Pourquoi certaines femmes souffrent-elles soudainement d'anxiété après la ménopause ?
Les fluctuations d'œstrogènes perturbent les systèmes cérébraux qui régulent l'anxiété et l'humeur, ce qui explique pourquoi certaines femmes ressentent de l'anxiété pour la première fois lors de la transition. L'activité physique aide de façon démontrée, et si les symptômes sont intenses, la thérapie hormonale est une première option reconnue : parles-en avec ton médecin.

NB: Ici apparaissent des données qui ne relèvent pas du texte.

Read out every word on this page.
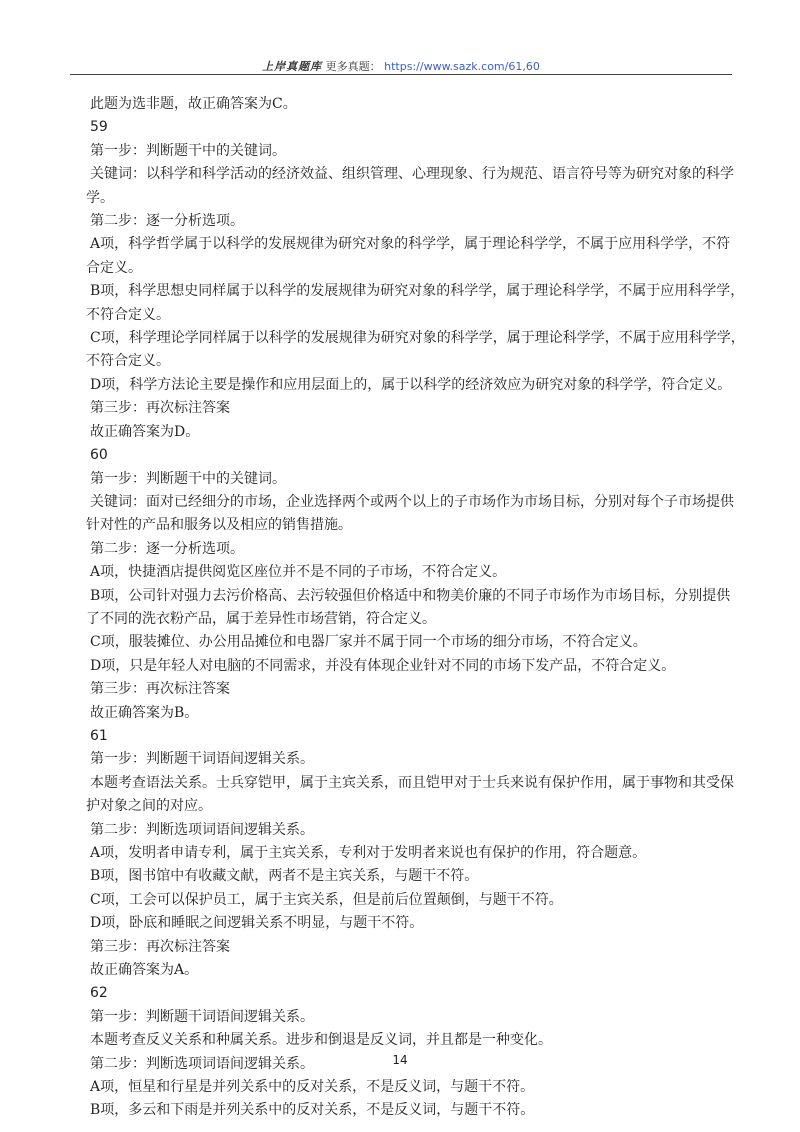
上岸真题库 更多真题： https://www.sazk.com/61,60
此题为选非题，故正确答案为C。
59
第一步：判断题干中的关键词。
关键词：以科学和科学活动的经济效益、组织管理、心理现象、行为规范、语言符号等为研究对象的科学
学。
第二步：逐一分析选项。
A项，科学哲学属于以科学的发展规律为研究对象的科学学，属于理论科学学，不属于应用科学学，不符
合定义。
B项，科学思想史同样属于以科学的发展规律为研究对象的科学学，属于理论科学学，不属于应用科学学，
不符合定义。
C项，科学理论学同样属于以科学的发展规律为研究对象的科学学，属于理论科学学，不属于应用科学学，
不符合定义。
D项，科学方法论主要是操作和应用层面上的，属于以科学的经济效应为研究对象的科学学，符合定义。
第三步：再次标注答案
故正确答案为D。
60
第一步：判断题干中的关键词。
关键词：面对已经细分的市场，企业选择两个或两个以上的子市场作为市场目标，分别对每个子市场提供
针对性的产品和服务以及相应的销售措施。
第二步：逐一分析选项。
A项，快捷酒店提供阅览区座位并不是不同的子市场，不符合定义。
B项，公司针对强力去污价格高、去污较强但价格适中和物美价廉的不同子市场作为市场目标，分别提供
了不同的洗衣粉产品，属于差异性市场营销，符合定义。
C项，服装摊位、办公用品摊位和电器厂家并不属于同一个市场的细分市场，不符合定义。
D项，只是年轻人对电脑的不同需求，并没有体现企业针对不同的市场下发产品，不符合定义。
第三步：再次标注答案
故正确答案为B。
61
第一步：判断题干词语间逻辑关系。
本题考查语法关系。士兵穿铠甲，属于主宾关系，而且铠甲对于士兵来说有保护作用，属于事物和其受保
护对象之间的对应。
第二步：判断选项词语间逻辑关系。
A项，发明者申请专利，属于主宾关系，专利对于发明者来说也有保护的作用，符合题意。
B项，图书馆中有收藏文献，两者不是主宾关系，与题干不符。
C项，工会可以保护员工，属于主宾关系，但是前后位置颠倒，与题干不符。
D项，卧底和睡眠之间逻辑关系不明显，与题干不符。
第三步：再次标注答案
故正确答案为A。
62
第一步：判断题干词语间逻辑关系。
本题考查反义关系和种属关系。进步和倒退是反义词，并且都是一种变化。
第二步：判断选项词语间逻辑关系。
A项，恒星和行星是并列关系中的反对关系，不是反义词，与题干不符。
B项，多云和下雨是并列关系中的反对关系，不是反义词，与题干不符。
14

Les œstrogènes agissent directement sur le cerveau : ils régulent la production de sérotonine et de GABA, deux substances qui maintiennent l'humeur et l'anxiété en équilibre. Pendant la transition, les taux d'œstrogènes fluctuent fortement avant de chuter définitivement. Ces fluctuations perturbent ces systèmes cérébraux et peuvent déclencher anxiété et tristesse. Plusieurs synthèses de la littérature avancent cette explication biologique comme plausible.
La période qui précède la ménopause définitive, appelée périménopause, est souvent plus difficile à traverser que ce qui vient après. Les symptômes dépressifs et l'anxiété y atteignent leur pic, au moment où les taux hormonaux sont les plus imprévisibles. Cette phase peut durer plusieurs années et représente parfois jusqu'à 12 % de la vie d'une personne. Ce schéma a été observé à plusieurs reprises dans des études de cohorte prospectives et des études transversales, soit 22 études au total.
Toutes les femmes ne sont pas aussi vulnérables. Celles qui ont déjà vécu un épisode dépressif sévère, ou dont le tempérament est naturellement anxieux, courent un risque plus élevé de troubles psychiques pendant la transition. Les bouffées de chaleur et les troubles du sommeil jouent également un rôle : ils amplifient le malaise et brouillent la frontière entre symptômes physiques et psychiques.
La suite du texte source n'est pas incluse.